Ceux qui n’ont pas d’autre choix, arpentent le bitume sans trottoir, par milliers, malgré la chaleur et l’air irrespirable. « Depuis jeudi dernier, cela a vraiment changé ma forme physique, maintenant je fais beaucoup de randonnée », ironise Mayéni Soumah, 34 ans, dénonçant la flambée des prix du déplacement des taxis depuis l’interdiction. Avant un trajet me coutait entre 10 et 15.000GNF, là je dois débourser 20 à 25.000GNF, c’est trop ».
C’est vrai. Il faut reconnaître que les motos-taxis et les tricycles à moteur, sont des moyens de transport utilisés par des millions de personnes, parmi les plus pauvres, face au manque criant de transports en commun.

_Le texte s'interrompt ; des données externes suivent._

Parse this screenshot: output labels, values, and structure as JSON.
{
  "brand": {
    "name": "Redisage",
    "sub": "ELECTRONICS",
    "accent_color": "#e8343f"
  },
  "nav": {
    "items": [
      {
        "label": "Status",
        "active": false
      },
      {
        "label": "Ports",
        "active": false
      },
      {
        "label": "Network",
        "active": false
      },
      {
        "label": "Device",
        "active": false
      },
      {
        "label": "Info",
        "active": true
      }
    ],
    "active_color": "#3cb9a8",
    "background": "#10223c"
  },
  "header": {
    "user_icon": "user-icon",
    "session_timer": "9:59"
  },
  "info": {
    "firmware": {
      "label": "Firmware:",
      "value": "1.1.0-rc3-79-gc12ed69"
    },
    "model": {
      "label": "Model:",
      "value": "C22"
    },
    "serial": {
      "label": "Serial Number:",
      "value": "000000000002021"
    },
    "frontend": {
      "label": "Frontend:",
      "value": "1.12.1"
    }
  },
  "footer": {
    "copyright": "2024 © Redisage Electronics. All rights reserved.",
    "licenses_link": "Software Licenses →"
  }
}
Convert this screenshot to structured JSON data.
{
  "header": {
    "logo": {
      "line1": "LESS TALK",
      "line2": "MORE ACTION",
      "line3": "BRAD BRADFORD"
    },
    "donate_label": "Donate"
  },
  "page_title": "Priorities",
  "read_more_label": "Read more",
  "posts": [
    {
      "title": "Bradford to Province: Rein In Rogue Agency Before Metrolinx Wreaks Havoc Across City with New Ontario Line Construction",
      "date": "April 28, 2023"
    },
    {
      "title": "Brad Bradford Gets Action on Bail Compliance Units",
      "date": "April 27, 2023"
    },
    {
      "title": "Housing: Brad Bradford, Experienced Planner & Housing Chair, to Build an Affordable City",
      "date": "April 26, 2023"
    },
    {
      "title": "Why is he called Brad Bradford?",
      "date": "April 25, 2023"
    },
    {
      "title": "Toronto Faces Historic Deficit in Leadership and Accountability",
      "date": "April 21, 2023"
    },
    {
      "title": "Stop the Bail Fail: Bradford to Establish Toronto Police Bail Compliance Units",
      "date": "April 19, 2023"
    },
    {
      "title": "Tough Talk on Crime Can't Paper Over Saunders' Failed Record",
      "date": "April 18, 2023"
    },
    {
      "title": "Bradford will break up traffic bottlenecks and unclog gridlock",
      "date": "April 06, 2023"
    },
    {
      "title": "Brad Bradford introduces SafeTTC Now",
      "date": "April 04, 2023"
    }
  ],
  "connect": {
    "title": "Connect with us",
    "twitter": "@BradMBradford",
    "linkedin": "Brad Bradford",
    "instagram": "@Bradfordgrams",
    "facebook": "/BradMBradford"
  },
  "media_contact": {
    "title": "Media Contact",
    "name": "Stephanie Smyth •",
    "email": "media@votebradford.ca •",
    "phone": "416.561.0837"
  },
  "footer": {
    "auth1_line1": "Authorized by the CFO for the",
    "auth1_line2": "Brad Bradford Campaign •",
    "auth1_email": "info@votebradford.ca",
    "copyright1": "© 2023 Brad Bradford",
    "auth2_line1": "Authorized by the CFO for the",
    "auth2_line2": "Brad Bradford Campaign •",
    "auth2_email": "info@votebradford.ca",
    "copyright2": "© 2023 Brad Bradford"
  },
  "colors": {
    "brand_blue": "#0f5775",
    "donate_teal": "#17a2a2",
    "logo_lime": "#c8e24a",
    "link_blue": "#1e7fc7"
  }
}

Mais hélas ! Malgré les avantages qu’ils offrent, les taxis-motos sont très controversés en raison de la dangerosité qu’ils représentent à la fois pour les conducteurs eux-mêmes, les passagers et les automobilistes.
Les jugements négatifs des autorités administratives portés à l’encontre de cette forme de transport viennent du fait que ces engins, on ne cessera de le dire, sont responsables d’environ 80% des accidents de circulation sur nos routes, en raison des surcharges et de la non-maîtrise du Code de la Route.
En général, les gens s’insèrent dans cette activité sans avoir le permis. Pour les autorités, les nombreux avantages qu’offre ce transport en termes de mobilité, de rapidité, de coût, d’accessibilité, etc. s’opposent aux jugements négatifs qui ne militent pas en faveur de leur maintien. Toutefois, elles reconnaissent être impuissantes face à ce phénomène amplifié par l’exode rural.